Ekphrasis – poetry about a work of art, but in this case, very specifically about the marginalia of mediaeval manuscripts. The fantastical creatures doodled in the margins and at the bottom of pages by monks who may have been bored, or may have wanted to keep the readers interested, or who simply could not help themselves.

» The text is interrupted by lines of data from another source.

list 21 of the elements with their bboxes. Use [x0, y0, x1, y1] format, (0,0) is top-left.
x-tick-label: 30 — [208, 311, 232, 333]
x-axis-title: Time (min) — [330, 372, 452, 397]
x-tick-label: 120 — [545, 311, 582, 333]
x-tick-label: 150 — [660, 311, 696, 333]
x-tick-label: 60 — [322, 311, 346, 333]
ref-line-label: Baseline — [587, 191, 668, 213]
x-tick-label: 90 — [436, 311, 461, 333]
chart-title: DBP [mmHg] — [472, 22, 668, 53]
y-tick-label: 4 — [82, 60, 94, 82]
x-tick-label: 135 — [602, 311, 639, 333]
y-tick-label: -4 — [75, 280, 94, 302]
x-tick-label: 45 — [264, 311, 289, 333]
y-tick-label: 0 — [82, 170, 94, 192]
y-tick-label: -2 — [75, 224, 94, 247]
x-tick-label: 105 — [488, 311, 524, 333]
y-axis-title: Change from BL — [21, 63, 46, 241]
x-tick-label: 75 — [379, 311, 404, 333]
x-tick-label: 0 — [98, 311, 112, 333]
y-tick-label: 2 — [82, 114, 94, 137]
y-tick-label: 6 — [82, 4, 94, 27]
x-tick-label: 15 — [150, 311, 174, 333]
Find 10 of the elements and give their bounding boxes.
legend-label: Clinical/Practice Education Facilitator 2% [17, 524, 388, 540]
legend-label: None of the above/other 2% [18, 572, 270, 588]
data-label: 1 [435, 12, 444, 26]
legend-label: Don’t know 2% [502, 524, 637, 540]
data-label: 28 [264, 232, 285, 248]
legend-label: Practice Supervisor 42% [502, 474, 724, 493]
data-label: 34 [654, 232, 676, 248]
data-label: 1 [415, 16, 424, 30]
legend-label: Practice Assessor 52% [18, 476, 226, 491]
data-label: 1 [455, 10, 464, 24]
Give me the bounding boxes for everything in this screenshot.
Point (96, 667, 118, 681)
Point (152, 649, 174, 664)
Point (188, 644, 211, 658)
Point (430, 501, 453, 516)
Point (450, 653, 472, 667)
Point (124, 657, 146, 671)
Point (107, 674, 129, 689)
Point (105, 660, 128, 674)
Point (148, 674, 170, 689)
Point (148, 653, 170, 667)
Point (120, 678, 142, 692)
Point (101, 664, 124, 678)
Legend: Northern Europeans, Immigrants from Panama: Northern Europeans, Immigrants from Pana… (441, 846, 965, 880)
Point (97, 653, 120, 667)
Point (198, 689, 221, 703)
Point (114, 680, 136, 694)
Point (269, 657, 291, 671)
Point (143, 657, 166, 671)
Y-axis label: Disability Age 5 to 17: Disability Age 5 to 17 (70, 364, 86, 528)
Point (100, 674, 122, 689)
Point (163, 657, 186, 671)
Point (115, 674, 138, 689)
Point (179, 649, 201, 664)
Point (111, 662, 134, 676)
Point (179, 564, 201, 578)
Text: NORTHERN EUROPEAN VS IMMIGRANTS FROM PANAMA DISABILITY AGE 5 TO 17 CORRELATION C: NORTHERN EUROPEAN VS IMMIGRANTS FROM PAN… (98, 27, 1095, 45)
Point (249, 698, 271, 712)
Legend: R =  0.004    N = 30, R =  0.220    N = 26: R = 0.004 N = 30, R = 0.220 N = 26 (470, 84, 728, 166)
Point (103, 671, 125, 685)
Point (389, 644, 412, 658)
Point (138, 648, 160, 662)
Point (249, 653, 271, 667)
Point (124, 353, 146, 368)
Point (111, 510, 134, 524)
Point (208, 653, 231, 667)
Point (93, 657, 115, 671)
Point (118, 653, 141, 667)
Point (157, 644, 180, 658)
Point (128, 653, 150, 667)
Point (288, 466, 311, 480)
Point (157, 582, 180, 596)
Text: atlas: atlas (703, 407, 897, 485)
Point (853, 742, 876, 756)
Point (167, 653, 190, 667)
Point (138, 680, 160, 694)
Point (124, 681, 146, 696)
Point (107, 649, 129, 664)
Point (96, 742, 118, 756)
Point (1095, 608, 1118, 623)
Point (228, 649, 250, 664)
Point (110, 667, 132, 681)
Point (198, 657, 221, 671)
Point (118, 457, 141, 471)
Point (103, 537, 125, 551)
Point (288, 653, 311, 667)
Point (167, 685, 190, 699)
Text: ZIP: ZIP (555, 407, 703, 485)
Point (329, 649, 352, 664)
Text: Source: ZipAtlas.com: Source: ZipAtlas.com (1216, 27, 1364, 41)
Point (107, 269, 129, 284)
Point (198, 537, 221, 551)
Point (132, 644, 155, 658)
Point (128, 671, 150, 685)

This prompt took me to the Mappa Mundi, which is not a manuscript, but which contains fantastical creatures, but also human beings doing monstrous things.
Here lies a bridge between belief and certainty.
Around the bridge, that graceful arch,
stretches fantastical and strange terrain.
Who drew this map – this world
of savage gods and monsters?
Maybe a man who, rigid in his daily prayer,
shut up in that fastness on the hill,
spent his days in terra incognita living
a life of imagination, terror and discovery,
Certainty took him from cloister to chapel;
imagination took him everywhere.
Here, the Sciapoi – each holds his leg aloft,
its giant foot a shield from heat of noon;
the Blemmyes with no heads: they speak
like lawyers – through their bellies;
the Troglodytes, cave dwellers, snake eaters,
maybe artists too, of hunt and Auroch and
strange people with the skulls of birds;
Cynocephali with the heads of dogs.
He drew such monsters, their misshapen dignity,
such beautiful deformity – awash with magic.
He knew that monsters do exist,
too few in number to be truly dangerous.
More dangerous, the monsters who believe
and hate and act without asking questions –
who cannot imagine what might be,
who travel at night, without a guide.